Methods and techniques for treating dysplastic scoliosis  -  including  physiotherapeutic treatment  (various procedures, exercise therapy, massage)  [11]- are described in detail in the publications:

In which cases, surgical treatment is necessary to correct spinal deformity , [12]and how it is carried out is described in detail in the articles:

Prevention

Dysplastic scoliosis, according to experts at the Pediatric Orthopedic Society of North America, cannot be prevented.

However, early detection of deforming changes in the spine, that is, prevention of severe curvature, is possible by screening. Children's orthopedists should examine girls at 10 and 12 years old, and boys should be checked once at 13 or 14 years old. [13]

Forecast

After the diagnosis of dysplastic scoliosis has been made, the prognosis is associated with a risk of progression of the deformity.

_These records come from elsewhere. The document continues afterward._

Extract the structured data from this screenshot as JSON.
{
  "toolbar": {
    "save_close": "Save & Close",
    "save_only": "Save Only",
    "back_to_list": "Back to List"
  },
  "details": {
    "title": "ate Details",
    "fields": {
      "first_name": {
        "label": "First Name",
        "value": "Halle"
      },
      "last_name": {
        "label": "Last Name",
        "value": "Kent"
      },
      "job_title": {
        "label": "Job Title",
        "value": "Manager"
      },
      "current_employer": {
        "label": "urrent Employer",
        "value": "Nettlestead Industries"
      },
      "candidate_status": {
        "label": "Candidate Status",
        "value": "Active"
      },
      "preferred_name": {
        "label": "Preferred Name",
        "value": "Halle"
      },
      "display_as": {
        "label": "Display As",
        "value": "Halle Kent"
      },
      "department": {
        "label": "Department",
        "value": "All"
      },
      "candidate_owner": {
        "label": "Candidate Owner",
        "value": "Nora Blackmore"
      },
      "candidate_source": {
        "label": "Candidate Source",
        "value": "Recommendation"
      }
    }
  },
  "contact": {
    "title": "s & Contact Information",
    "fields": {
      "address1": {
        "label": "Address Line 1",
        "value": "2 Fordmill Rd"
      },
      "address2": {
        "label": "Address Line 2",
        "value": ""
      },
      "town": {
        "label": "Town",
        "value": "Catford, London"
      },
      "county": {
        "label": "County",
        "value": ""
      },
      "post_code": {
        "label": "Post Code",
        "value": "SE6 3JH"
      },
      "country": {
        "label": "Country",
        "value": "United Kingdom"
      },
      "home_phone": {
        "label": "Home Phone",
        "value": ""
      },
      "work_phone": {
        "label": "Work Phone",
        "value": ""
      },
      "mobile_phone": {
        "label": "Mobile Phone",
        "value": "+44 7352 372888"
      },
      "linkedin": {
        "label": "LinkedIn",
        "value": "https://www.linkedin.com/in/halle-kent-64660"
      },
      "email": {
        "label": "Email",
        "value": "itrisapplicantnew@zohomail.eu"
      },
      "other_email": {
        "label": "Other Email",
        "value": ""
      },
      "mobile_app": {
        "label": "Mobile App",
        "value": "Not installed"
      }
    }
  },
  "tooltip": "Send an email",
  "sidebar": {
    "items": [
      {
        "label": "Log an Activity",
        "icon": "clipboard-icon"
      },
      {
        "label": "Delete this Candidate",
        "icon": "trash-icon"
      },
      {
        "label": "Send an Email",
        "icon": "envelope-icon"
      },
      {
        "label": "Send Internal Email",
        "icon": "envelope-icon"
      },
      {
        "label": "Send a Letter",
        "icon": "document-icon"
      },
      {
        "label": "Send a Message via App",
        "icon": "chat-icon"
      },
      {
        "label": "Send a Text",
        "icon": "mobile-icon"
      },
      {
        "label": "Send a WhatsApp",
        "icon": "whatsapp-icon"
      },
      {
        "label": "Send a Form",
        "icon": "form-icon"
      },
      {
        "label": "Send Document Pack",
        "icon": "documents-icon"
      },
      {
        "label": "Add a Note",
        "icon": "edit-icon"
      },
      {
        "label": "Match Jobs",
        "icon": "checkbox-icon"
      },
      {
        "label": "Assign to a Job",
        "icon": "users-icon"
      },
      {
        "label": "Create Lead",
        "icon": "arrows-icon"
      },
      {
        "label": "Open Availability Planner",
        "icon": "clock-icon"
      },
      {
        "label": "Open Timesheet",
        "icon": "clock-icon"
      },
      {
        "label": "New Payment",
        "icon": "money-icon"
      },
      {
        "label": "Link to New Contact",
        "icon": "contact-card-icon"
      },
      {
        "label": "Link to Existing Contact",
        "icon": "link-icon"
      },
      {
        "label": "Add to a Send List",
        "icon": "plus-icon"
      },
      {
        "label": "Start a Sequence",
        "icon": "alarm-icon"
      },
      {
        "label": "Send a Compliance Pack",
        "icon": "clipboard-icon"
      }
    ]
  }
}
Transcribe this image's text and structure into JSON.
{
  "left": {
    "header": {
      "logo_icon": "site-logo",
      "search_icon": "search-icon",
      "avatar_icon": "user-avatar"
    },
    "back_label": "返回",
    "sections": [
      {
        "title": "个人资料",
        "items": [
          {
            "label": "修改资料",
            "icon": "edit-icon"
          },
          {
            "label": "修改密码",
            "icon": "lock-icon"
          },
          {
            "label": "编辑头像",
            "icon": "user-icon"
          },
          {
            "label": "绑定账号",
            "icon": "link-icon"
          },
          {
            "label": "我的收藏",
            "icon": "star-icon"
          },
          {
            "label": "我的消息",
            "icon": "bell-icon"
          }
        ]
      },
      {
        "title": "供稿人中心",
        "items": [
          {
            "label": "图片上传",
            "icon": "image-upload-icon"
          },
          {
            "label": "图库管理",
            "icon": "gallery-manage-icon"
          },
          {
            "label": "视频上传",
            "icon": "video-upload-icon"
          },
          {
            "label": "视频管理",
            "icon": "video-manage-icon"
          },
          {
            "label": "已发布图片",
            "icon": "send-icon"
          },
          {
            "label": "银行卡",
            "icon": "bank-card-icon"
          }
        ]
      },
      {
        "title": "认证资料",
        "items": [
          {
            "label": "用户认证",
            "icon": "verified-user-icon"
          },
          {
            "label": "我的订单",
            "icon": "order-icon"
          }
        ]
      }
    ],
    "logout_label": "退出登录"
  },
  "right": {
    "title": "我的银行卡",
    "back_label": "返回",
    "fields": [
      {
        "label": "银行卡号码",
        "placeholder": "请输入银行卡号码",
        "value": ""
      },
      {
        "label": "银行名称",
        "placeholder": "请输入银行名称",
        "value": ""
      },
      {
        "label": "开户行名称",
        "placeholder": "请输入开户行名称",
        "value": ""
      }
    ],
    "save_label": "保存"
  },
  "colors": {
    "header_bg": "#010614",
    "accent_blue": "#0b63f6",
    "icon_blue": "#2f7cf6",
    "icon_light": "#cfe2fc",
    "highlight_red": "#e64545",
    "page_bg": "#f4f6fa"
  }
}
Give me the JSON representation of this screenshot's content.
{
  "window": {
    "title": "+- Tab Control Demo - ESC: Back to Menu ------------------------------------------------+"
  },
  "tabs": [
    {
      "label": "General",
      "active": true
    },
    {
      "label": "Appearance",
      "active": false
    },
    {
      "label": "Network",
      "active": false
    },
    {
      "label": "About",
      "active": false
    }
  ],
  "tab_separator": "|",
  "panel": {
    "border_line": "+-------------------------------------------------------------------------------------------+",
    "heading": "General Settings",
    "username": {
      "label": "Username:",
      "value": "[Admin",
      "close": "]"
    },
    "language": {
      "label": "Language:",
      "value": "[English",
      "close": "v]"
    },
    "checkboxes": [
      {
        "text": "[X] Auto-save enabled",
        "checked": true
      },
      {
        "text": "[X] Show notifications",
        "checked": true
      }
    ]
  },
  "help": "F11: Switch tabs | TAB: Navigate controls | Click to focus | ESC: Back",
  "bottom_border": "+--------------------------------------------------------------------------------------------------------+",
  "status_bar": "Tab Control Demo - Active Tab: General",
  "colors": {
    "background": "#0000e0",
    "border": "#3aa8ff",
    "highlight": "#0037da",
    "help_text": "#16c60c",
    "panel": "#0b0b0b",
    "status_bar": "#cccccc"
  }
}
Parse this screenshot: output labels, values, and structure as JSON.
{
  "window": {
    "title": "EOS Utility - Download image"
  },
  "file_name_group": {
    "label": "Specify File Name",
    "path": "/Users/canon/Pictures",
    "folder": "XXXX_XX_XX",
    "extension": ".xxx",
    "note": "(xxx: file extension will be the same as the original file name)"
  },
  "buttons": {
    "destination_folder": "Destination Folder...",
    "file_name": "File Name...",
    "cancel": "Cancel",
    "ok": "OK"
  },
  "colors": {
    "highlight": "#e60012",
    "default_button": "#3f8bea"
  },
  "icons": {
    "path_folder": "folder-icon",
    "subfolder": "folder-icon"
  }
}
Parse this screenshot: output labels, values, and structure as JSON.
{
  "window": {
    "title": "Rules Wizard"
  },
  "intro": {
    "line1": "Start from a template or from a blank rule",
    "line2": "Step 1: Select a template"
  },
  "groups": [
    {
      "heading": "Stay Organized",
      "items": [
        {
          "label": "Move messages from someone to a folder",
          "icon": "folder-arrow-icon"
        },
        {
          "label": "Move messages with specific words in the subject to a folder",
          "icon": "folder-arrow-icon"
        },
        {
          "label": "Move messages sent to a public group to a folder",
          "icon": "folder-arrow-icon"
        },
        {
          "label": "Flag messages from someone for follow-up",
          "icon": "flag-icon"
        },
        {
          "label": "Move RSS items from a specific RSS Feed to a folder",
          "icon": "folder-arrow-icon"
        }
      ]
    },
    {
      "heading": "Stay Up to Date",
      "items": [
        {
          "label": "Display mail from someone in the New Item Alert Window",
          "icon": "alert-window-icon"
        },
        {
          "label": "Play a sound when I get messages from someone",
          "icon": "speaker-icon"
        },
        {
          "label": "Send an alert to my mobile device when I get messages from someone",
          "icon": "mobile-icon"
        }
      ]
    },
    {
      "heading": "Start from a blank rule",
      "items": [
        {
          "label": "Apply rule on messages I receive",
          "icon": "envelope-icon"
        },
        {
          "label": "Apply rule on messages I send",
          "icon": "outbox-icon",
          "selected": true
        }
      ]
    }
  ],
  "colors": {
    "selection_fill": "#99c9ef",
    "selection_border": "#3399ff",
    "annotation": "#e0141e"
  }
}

The determining factors are: the magnitude of the curvature at the time of diagnosis, the potential for future growth of the patient and his gender (since girls have a much higher risk of progression than boys).

The stronger the spinal column is curved, and the greater the growth potential, the worse the prognosis. Growth potential is assessed by determining the stage of sexual development according to Tanner and the degree of ossification in accordance with Risser's apophysial test. [14]

If untreated, dysplastic scoliosis of degrees 1, 2, and 3 in an adolescent will progress on average by 10-15 ° throughout life. And with a Cobb angle of more than 50 °, its increase is 1 ° per year.